Baby Skully and Baby Mulder meet at a petting zoo when they both get knocked over by the same goat.
Grocery store bagger: need help out to your car?
me: *gets in the cart* yes.
Two rotisserie chickens.
One for chicken noodle soup and the other as a backup for when you eat the one you wanted to put into the soup.
Wife: What do you want to do for Cinco de Mayo?
Me: *sits on the couch and scratches in Spanish*
A story that ends with a corpse on the floor is a tragedy. A story that begins with a corpse on the floor is a mystery. A story that begins with a floor on a corpse is The Wizard of Oz.
I’m a cat person. I sleep all day and spend the rest of the time trying to convince my wife I haven’t eaten yet.
scoring in hockey: 1, 2, 3, 4, 5
scoring in baseball: 1, 2, 3, 4, 5
scoring in basketball: 2, 4, 6, 8, 10
scoring in tennis: love, 15, 30, 40, turkey sandwich, spider, 57, keanu reeves
Awww. It looks like the neighbors are having the police dept over for brunch..
“Honey, it’s time we talk to him about the roaches & the fleas”
“You mean the birds & the bees?”
“DEAR GOD WOMAN HAVE YOU SEEN HIS ROOM!”
I’ve already broken all my resolutions and like 4 commandments.
If you’re ovulating and have sex standing up…
Is it called a standing ovulation? Asking for a friend
My boyfriend finally proposed to me, well he proposed that I stop saying he’s my boyfriend and that I get off his lawn and just leave him alone.
I came back from the grocery store with a bag of fresh vegetables and when my wife asked what I’d bought I said it was a bag full of good intentions
A thoughtful Romcom about mansplaining called “Well, Actually”
7YO: When did I get inside mommy’s tummy?
Me: June 9 2012 right after I made coffee and for the first time, mommy saw me put the jar back in the cabinet
This weather better stop actin like my teenager’s mood
Boss: Remember to only use your new laptop for job related things
Me: [Using laptop to search for a new job]
Yelp Review: Babies
Cute at first, but then screamy like angry pterodactyls. There is literally poop everywhere. Would not recommend.
My date spent all night telling me that she loved Bad Boys – Then seemed disappointed when we got back to mine and I put the DVD on.
I would like a refund on this lottery ticket. All of the numbers were wrong.
*gives your eulogy after inhaling helium*
How long can one listen to a kid talk before it’s officially considered a hostage situation?
Him: I’m leaving you.
Me: [can’t hear him because I’m trying to breakdance in my bubble wrap suit]

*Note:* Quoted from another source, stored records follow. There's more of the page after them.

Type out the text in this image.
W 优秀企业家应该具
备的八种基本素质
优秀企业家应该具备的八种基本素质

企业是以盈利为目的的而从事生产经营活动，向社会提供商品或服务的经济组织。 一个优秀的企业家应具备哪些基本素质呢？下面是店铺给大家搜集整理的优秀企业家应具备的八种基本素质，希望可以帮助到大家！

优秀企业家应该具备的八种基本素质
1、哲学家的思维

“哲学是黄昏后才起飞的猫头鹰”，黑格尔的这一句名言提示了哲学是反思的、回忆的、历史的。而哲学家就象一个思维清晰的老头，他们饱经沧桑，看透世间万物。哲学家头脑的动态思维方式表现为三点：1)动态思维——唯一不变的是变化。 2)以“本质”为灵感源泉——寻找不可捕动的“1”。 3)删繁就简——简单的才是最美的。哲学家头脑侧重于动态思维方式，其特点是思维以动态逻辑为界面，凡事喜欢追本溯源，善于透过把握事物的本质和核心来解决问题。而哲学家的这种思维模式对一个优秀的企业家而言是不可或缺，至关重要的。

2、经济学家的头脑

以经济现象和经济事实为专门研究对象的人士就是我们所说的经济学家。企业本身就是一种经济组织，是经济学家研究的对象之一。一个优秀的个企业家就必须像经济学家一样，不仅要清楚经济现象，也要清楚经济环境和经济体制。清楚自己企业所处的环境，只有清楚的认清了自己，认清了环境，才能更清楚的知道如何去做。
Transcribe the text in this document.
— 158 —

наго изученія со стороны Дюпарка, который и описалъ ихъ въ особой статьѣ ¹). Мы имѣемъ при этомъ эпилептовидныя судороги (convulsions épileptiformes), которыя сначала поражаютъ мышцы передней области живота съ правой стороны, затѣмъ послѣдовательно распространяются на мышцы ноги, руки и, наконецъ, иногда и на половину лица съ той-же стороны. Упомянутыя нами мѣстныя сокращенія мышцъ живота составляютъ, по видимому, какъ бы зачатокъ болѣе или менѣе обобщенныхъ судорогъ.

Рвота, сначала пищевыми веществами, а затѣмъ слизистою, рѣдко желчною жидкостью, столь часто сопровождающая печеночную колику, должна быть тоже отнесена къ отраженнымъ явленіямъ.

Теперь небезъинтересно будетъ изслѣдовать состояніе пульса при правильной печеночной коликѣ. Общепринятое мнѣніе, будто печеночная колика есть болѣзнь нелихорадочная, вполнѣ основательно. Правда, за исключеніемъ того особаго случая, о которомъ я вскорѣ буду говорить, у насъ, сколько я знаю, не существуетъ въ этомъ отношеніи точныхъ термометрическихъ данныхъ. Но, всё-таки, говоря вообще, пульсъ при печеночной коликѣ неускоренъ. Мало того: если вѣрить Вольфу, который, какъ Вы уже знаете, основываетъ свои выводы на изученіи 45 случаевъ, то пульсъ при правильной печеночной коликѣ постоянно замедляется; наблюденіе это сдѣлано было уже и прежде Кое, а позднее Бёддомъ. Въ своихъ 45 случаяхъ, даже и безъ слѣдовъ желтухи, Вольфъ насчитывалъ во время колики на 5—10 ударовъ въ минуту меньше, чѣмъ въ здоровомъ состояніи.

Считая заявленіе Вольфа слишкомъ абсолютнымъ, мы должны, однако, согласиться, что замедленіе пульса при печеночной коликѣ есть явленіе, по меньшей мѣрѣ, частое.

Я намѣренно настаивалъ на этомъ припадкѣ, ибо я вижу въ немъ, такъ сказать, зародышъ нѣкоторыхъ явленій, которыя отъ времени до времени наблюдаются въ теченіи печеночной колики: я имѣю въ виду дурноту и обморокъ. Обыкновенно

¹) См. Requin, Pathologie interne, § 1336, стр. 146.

Me at 25: I am not going to be one of those adults who just gives up on fashion
Me at 35: I wear nightgowns as dresses because they’re softer
[movie theater concessions]
Me: ok kiddos we can get popcorn or we can pay for your college.
Kids: POPCORN!
Wife: seriously!?!
Me: [shakes head sadly] they’ve made their choice.
MATH TEACHER: wanna come do the problem on the board?
ME: no
MT: i wasn’t asking
ME: if u were an english teacher you’d know that u were
Ever see a plane flying toward the moon & it looks like it’s gonna hit it & then it does & the oceans boil & wolves take over?
Me: I can’t wait until my kid is grown up and independant.
Also me, an adult: Hi mom. What’s my dentist’s name again?
After living in terror for 27 years, Gloria Estefan’s threat is realized; I open my car door, and am brutally attacked by the rhythm.
Researcher: By 2030, life expectancy is predicted to increase globally by 6 years.
Southerner: [pouring mac and cheese into deep fryer] No.